Any idea if this idea is usable, extendable or why does it work at all in this story for "Alice" ?
Thanks!
#English Name recognition
import re
import sys
import random
from string import upper
def mimic_dict(filename):
dict = {}
f = open(filename)
text = f.read()
f.close()
prev = ""
words = text.split()
for word in words:
m = re.search("\w+",word)
if m == None:
continue
word = m.group()
if not prev in dict:
dict[prev] = [word]
else :
dict[prev] = dict[prev] + [word]
prev = word
return dict
def main():
if len(sys.argv) != 2:
print 'usage: ./main.py file-to-read'
sys.exit(1)
dict = mimic_dict(sys.argv[1])
upper = []
for e in dict.keys():
if len(e) > 1 and e[0].isupper():
upper.append(e)
print len(upper),upper
exclude = ["ME","Yes","English","Which","When","WOULD","ONE","THAT","That","Here","and","And","it","It","me"]
exclude = [ x for x in exclude if dict.has_key(x)]
for s in exclude :
del dict[s]
scores = {}
for key1 in dict.keys():
max = 0
for key2 in dict.keys():
if key1 == key2 : continue
a = dict[key1]
k = dict[key2]
diff = []
for ia in a:
if ia in k and ia not in diff:
diff.append( ia)
if len(diff) > max:
max = len(diff)
scores[key1]=(key2,max)
dictscores = {}
names = []
for e in scores.keys():
if scores[e][0]=="Alice" and e[0].isupper():
names.append(e)
print len(names), names
if __name__ == '__main__':
main()
From the looks of your program and previous experience with NER, I'd say this "works" because you're not doing a proper evaluation. You've found "Hare" where you should have found "March Hare".
The difficulty in NER (at least for English) is not finding the names; it's detecting their full extent (the "March Hare" example); detecting them even at the start of a sentence, where all words are capitalized; classifying them as person/organisation/location/etc.

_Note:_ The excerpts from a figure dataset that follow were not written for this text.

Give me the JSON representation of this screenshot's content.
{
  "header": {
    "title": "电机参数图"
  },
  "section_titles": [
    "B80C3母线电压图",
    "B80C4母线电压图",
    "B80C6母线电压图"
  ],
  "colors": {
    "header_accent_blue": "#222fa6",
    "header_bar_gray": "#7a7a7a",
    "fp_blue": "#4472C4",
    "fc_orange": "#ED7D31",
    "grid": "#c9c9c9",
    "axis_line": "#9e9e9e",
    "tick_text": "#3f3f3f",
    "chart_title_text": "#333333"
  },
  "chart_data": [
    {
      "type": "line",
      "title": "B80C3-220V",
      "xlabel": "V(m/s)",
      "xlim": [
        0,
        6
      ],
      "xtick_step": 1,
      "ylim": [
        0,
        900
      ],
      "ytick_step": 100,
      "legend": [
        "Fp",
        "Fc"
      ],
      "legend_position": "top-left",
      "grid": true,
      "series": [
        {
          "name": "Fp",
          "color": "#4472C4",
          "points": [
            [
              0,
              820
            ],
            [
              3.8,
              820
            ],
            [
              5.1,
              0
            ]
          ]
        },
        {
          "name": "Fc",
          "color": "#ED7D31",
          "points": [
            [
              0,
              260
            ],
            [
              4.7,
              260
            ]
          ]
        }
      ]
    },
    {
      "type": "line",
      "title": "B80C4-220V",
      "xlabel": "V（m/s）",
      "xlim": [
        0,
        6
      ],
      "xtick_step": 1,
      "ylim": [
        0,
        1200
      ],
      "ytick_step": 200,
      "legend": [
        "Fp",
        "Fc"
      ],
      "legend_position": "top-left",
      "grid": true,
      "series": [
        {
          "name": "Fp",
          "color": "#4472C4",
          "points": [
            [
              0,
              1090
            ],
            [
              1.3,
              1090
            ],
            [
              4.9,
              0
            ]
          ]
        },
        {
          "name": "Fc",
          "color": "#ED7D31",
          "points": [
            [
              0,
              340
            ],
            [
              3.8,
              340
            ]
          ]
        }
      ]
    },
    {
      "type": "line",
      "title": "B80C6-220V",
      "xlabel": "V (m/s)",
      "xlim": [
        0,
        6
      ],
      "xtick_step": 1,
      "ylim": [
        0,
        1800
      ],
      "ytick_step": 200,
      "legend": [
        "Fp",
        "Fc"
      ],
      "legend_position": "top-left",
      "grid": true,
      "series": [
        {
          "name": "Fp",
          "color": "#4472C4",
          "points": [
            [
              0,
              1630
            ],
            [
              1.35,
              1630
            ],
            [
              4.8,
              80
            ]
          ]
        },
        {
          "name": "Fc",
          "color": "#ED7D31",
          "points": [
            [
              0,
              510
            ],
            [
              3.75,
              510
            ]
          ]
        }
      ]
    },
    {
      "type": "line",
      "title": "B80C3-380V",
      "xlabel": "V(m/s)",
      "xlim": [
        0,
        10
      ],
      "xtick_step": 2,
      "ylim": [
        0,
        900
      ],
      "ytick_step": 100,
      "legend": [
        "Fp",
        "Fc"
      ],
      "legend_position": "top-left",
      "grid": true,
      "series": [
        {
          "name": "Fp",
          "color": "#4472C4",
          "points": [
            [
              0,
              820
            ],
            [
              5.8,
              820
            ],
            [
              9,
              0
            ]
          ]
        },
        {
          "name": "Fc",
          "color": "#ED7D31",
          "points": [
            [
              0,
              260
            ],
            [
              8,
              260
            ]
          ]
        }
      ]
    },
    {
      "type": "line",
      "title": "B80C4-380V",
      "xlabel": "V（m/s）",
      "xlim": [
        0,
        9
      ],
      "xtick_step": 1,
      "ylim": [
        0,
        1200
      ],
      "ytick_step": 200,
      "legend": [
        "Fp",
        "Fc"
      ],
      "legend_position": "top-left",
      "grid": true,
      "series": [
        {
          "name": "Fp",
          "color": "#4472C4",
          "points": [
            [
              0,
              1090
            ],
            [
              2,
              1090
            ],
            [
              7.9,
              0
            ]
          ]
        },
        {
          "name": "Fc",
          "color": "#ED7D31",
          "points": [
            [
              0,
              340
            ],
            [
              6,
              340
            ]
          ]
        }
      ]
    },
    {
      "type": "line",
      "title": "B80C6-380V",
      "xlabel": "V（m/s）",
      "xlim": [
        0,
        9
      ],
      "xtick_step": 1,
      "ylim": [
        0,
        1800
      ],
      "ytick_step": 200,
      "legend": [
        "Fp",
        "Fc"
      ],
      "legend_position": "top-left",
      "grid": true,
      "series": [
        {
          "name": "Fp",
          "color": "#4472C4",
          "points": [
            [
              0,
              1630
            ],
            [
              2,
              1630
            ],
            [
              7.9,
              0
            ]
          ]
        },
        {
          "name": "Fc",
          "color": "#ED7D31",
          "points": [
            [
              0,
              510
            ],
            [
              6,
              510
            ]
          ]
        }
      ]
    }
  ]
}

Also, Alice in Wonderland, being a children's novel, is a rather easy text to process. Newswire phrases like "Microsoft CEO Steve Ballmer" pose a much harder problem; here, you'd want to detect
[ORG Microsoft] CEO [PER Steve Ballmer]
What you are doing is building a distributional thesaurus-- finding words which are distributionally similar to a query (e.g. Alice), i.e. words that appear in similar contexts. This does not automatically make them synonyms, but means they are in a way similar to the query. The fact that your query is a named entity does not on its own guarantee that the similar words that you retrieve will be named entities. However, since Alice, the Hare and the Queen tend to appear is similar context because they share some characteristics (e.g. they all speak, walk, cry, etc-- the details of Alice in wonderland escape me) they are more likely to be retrieved. It turns out whether a word is capitalised or not is a very useful piece of information when working out if something is a named entity. If you do not filter out the non-capitalised words, you will see many other neighbours that are not named entities.
Have a look at the following papers to get an idea of what people do with distributional semantics:
Lin 1998
Grefenstette 1994
Schuetze 1998
To put your idea in the terminology used in these papers, Step 2 is building a context vector for the word with from a window of size 1. Step 3 resembles several well-known similarity measures in distributional semantics (most notably the so-called Jaccard coefficient).
As larsmans pointed out, this seems to work so well because you are not doing a proper evaluation. If you ran this against a hand-annotated corpus you will find it is very bad at identifying the boundaries of names entities and it does not even attempt to guess if they are people or places or organisations... Nevertheless, it is a great first attempt at NLP, keep it up!